Because for 2 years, I could not let the fear in. It was too close and I could not allow my mind to go there. We had days in the hospital when doctors were unsure of her future or if she would even leave the hospital with us. We had emergencies that stacked odds against us. And through it all, we always stayed hopeful. The face I put out to friends and family was one of confidence that we would survive.
Now, some days, that confidence shrinks back and the fear is heavy.
We know that her tumor will likely grow again. We know that surgeries have their own long list of risky possibilities. We know the chemotherapy she has already been exposed to and others she could experience have harmful long term side effects.
So, what will it be?
Will this brain tumor take over? Will a secondary cancer move in? Will she experience brain damage at some point? Will the chemo cause heart conditions, kidney failure, liver failure, or the failure of so many other possible organs?
Or will she survive? Will she leave this life of hospitals and thrive for a long lifetime?
I so desperately want the latter to be her story. But, if I’m totally honest, the other questions rattle in my head daily, too.
If you know someone who has a child with a chronic illness or major diagnosis, it’s likely they think these things, too. They may not say them aloud and they may never truly want to admit to them. Things may seem to be going well and you may think they are over it. But the truth is, a mama’s mind is never over it. The fear you live through can haunt you forever.
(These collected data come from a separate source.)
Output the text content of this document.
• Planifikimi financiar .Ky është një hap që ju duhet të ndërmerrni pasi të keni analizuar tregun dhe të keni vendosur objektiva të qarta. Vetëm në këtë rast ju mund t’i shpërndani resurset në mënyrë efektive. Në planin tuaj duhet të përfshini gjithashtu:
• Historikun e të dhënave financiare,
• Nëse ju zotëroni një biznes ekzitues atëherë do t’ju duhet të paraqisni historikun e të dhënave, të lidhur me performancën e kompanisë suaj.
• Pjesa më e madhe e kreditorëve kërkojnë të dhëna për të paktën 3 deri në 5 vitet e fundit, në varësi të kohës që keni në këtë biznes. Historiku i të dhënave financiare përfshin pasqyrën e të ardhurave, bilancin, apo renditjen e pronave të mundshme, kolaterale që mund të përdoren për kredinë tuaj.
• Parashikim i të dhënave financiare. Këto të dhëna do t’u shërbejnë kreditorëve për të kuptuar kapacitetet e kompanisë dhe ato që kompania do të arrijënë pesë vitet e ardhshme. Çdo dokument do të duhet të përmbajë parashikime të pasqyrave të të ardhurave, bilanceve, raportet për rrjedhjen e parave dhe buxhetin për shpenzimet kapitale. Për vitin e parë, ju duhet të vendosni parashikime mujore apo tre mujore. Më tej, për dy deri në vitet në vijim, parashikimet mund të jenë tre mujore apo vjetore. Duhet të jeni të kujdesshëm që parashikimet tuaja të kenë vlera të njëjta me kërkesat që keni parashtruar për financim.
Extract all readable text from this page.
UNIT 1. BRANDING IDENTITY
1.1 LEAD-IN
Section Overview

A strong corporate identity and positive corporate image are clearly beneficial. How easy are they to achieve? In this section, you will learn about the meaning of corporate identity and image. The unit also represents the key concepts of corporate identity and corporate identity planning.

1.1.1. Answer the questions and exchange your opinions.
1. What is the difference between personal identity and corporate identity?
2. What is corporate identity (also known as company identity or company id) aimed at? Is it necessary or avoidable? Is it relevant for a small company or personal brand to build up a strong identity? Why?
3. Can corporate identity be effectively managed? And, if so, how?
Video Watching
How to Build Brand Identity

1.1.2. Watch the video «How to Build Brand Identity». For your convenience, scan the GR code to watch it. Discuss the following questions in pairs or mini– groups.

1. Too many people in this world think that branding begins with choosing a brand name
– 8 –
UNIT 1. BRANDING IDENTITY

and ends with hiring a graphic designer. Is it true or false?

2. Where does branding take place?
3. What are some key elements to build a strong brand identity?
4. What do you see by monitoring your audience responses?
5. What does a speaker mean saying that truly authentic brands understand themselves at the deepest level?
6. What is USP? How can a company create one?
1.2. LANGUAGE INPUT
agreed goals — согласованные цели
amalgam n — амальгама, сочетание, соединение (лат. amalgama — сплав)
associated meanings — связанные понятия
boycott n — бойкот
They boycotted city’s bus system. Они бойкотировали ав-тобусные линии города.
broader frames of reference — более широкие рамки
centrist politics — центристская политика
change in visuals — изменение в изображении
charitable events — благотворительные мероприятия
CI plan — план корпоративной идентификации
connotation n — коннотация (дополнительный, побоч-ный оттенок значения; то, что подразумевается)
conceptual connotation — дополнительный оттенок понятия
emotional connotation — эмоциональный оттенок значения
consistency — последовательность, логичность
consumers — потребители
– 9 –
If you know someone who has a sick child, reach out. Be a friend to them. Let them know you are there for them to talk about whatever they may need to talk about. Know that their thoughts may be hard to hear but allowing them an outlet is so therapeutic and helpful.
If you are the parent of a sick child, know you are not alone. The thoughts and fears you have are normal. Try not to live in the fear and try to find supportive people to surround yourself with. Try to focus on the little girl on the playground instead of what she might become. Whatever you do, don’t miss who she is right now.